Laila Ali may have a famous father, but she’s never liked coattails.

“I’m like the anti-celebrity,” Laila says with a laugh. “I’d rather not be noticed.”

But offer her a pair of boxing gloves, and she’s all in.

“I’ve always been a fighter. I’ve always had everything it takes to be a fighter, but it took me a while to figure out how to channel that energy in the right place.”

Laila is the youngest daughter of Muhammad Ali, considered one of the greatest athletes in boxing history. Her mother, Veronica, is Ali’s third wife and was nearly fourteen years his junior when they married in Los Angeles, California.

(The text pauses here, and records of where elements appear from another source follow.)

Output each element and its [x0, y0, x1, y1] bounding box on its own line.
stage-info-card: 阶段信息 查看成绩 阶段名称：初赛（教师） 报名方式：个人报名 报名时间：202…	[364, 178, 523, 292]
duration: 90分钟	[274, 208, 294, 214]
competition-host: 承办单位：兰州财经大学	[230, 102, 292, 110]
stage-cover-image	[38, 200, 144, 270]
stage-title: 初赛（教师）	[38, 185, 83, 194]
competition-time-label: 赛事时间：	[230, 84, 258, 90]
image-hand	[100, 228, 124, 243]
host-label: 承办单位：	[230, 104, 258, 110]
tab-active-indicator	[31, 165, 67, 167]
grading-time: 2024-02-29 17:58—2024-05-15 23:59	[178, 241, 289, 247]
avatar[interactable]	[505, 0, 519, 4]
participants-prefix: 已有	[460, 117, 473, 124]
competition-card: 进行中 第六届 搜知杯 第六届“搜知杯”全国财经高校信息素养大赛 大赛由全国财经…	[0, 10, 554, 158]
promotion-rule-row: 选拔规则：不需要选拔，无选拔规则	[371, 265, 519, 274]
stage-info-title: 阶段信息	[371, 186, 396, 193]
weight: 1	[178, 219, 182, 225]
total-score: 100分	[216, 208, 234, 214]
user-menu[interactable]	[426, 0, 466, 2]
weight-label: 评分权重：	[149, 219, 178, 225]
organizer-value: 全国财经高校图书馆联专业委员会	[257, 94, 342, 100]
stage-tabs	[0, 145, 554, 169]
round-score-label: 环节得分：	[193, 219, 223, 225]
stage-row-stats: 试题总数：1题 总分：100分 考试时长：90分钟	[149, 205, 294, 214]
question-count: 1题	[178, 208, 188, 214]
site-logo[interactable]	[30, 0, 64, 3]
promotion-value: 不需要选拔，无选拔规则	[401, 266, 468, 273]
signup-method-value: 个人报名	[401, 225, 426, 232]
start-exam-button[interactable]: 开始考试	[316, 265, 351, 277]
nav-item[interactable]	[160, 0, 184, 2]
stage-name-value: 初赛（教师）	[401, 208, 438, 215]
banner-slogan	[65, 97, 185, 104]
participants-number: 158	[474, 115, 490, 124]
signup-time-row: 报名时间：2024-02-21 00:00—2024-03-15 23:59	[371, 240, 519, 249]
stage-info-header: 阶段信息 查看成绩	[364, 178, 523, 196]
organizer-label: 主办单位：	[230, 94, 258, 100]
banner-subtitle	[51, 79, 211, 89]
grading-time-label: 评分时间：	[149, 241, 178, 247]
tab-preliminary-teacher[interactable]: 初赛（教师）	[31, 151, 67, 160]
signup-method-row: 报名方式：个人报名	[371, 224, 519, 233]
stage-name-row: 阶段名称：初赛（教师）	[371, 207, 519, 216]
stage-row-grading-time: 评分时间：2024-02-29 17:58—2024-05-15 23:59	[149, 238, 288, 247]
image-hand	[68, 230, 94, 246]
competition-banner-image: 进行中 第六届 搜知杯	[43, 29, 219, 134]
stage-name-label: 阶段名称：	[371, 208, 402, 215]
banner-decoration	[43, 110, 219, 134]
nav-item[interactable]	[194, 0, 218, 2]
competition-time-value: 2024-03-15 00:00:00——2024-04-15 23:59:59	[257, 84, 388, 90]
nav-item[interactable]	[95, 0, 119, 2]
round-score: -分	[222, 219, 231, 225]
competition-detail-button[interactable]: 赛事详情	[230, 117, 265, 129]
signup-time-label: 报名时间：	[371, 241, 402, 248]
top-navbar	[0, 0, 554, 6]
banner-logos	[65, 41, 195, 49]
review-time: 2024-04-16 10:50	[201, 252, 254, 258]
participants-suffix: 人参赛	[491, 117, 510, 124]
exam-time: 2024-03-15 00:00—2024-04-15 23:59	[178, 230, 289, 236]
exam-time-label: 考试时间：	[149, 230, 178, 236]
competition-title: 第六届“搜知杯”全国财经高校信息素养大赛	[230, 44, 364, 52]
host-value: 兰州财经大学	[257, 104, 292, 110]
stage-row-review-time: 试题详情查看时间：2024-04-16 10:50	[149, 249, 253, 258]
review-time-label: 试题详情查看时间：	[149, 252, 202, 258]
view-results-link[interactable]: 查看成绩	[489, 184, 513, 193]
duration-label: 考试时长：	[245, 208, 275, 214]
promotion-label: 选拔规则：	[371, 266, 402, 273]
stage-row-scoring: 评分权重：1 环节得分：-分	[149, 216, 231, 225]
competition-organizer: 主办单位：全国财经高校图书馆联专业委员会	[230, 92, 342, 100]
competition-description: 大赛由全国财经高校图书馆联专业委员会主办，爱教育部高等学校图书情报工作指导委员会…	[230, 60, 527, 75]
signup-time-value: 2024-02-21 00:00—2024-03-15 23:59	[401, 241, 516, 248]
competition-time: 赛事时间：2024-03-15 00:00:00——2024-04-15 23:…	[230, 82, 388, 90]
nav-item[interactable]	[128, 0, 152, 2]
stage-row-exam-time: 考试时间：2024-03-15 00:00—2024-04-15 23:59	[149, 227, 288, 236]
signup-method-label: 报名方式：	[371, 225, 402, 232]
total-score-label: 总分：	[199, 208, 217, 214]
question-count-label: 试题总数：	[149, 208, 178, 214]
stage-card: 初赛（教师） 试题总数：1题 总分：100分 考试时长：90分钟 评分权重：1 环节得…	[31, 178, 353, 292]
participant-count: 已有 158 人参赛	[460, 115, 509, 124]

By the time Laila was nine, the marriage ended; her mother was awarded custody of Laila and her older sister.

(Courtesy of Allen Cooley)

She describes her mother as loving but busy with social activities, trying to regroup after the divorce. Within a year, when Laila was ten, her mother’s boyfriend moved in with them. Laila found him manipulative and domineering. She became angry with her mom for allowing the boyfriend’s controlling behavior. The daily stress damaged the bond between Laila and her mother. She felt alone and rebellious. Her relationship with her father, who was battling Parkinson’s disease, was caring but not close. She’d resisted his insistence that she be a “respectful Muslim woman” and embrace the teachings of his Islamic faith.

Angry and frustrated by a fractured home life, Laila got into the wrong crowd during her adolescence. She socialized with older kids, ignored her schoolwork, and even spent three months in a juvenile detention center.

That was a wake-up call.

Realizing she needed to redirect her life, fifteen-year-old Laila began attending beauty school after her high school classes. She soon found work as a manicurist in a nail salon. Laila then enrolled in a Santa Monica community college, moved out on her own, and while working toward a two-year business degree, opened a nail salon. She was eighteen and comfortable maintaining a low profile.